Dans une interview donnée à la chaîne de télévision Euronews, le représentant du Syndicat andalou des travailleurs (SAT), José Antonio Brazo, explique que ceux qui ne sont pas assez productifs peuvent être punis. “C’est le Moyen-Âge ! Si vous ne récoltez pas le nombre de kilos voulu, on vous punit : vous restez un, deux ou trois jours sans travailler et sans être payé, donc ces jours là, vous ne ramenez pas d’argent”, raconte le militant.

Pas d’accès à l’eau, ni à l’électricité

Les conditions de vie des travailleurs dans des bidonvilles de la région andalouse sont également pointées du doigt. Des centaines de migrants dorment dans des abris de fortune faits de palettes, de contreplaqué et de plastique récupérés dans les serres. Les habitants n’ont accès ni à l’eau, ni à l’électricité. “On vit comme des animaux. Mais tout ceci n’est pas nouveau, ça fait plus de 20 ans que ça dure”, souffle Seydou Diop.

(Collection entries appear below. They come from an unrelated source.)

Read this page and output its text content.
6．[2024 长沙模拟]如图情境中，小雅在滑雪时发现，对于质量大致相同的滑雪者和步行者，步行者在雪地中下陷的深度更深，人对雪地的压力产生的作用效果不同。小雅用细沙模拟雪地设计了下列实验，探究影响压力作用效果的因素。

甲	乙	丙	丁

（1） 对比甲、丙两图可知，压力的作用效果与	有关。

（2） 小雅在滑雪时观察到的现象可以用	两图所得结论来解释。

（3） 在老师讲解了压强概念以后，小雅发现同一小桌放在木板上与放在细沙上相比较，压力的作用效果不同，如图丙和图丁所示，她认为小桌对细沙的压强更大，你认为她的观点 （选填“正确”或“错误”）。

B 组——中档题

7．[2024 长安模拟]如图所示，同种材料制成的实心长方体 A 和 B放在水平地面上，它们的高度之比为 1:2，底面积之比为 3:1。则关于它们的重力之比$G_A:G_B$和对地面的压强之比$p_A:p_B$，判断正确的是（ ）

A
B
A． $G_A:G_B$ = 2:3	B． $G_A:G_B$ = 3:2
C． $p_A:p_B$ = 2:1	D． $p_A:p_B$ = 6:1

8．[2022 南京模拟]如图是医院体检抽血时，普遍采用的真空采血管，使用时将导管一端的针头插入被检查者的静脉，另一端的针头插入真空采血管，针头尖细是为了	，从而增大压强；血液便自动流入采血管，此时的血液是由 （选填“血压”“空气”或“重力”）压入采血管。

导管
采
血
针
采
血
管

Un abri de fortune dans un camp informel de la région d'Almería, en 2018. Crédit : InfoMigrantsMi-juillet, trois incendies se sont déclenchés en l’espace de quelques jours dans ces camps informels du sud de l’Espagne. Depuis, une centaine de migrants dorment dans la rue, devant la mairie de la ville de Leppe, pour réclamer un logement digne et “revendiquer leurs droits”.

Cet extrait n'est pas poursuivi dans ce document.